No.3. Dead Zones and Blockers
A wireless dead zone is simply an area in your home that should have WiFi but doesn’t work when you’re there. Several things can interfere with or block WiFi radio waves causing a dead zone, such as:
A large house. If your router is placed in a corner downstairs, you may experience a wireless dead zone upstairs in the opposite corner of your house.
Materials your home is made from. Thick plaster, cement, or brick walls and doors can block WiFi signals.
Metal. Metal HVAC ducts and frames can affect radio waves since metal is a conductor of magnetism and electricity, and thus absorbs radio waves.
Electrical sources. Power lines and even electrical railroad stations, although located outside of your home, if close enough can cause a dead zone.
No.4. Older Devices
Most routers only operate as fast as your slowest device. So even if you have the latest iPhone, if you have an older MacBook, it could be what’s slowing down your ability to game or watch Netflix on your phone.
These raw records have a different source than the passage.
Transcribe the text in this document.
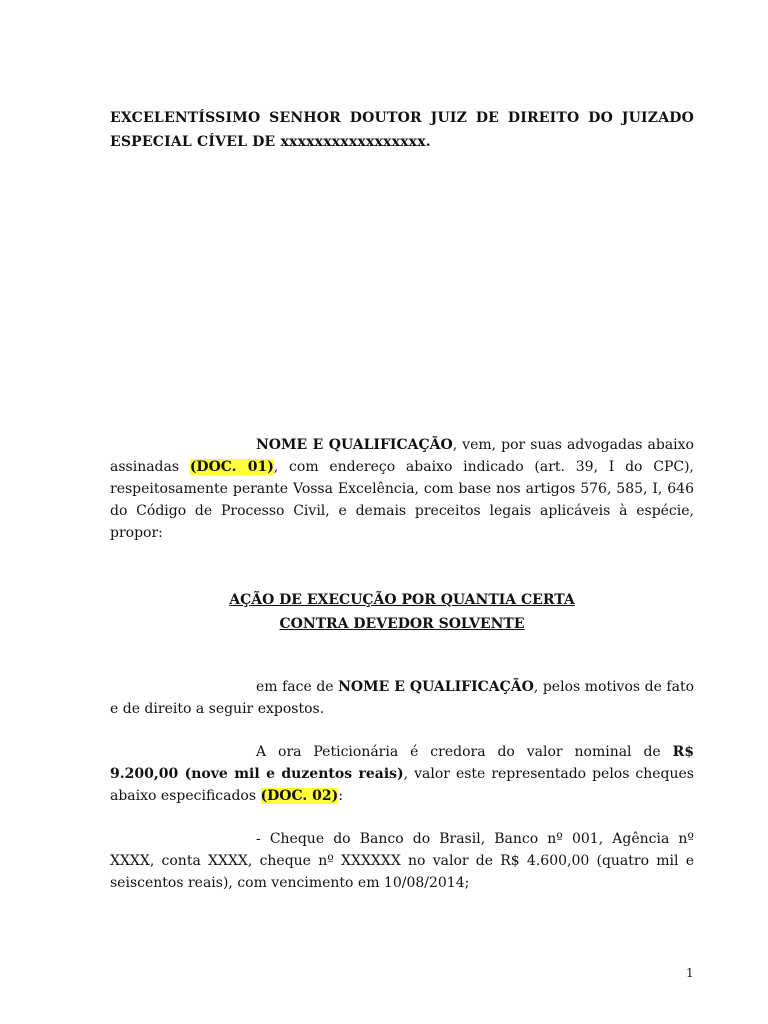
EXCELENTÍSSIMO SENHOR DOUTOR JUIZ DE DIREITO DO JUIZADO
ESPECIAL CÍVEL DE xxxxxxxxxxxxxxxxx.
NOME E QUALIFICAÇÃO, vem, por suas advogadas abaixo assinadas (DOC. 01), com endereço abaixo indicado (art. 39, I do CPC), respeitosamente perante Vossa Excelência, com base nos artigos 576, 585, I, 646 do Código de Processo Civil, e demais preceitos legais aplicáveis à espécie, propor:
AÇÃO DE EXECUÇÃO POR QUANTIA CERTA
CONTRA DEVEDOR SOLVENTE
em face de NOME E QUALIFICAÇÃO, pelos motivos de fato e de direito a seguir expostos.
A ora Peticionária é credora do valor nominal de R$ 9.200,00 (nove mil e duzentos reais), valor este representado pelos cheques abaixo especificados (DOC. 02):
- Cheque do Banco do Brasil, Banco nº 001, Agência nº XXXX, conta XXXX, cheque nº XXXXXX no valor de R$ 4.600,00 (quatro mil e seiscentos reais), com vencimento em 10/08/2014;
1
No.5. Out-of-date Operating Systems and Firmware
Old operating and security systems can keep your wireless network from performing at its optimum level. Double-check that your router and devices are up to date on the latest software and security settings. If they aren’t, then update them and/or reboot your wireless router.
No.6. Multi-unit Dwelling Congestion
WiFi networks, when close together, interfere with each other. So if you live in an apartment complex, condominium or townhouse, this could be your problem. To help reduce neighbor interference and improve your WiFi performance, set your WiFi network up on a different channel than your neighbors.
Some of these factors affecting WiFi performance you can easily find and fix by yourself. But others may not be so obvious and could require that you call broadband internet providers to troubleshoot.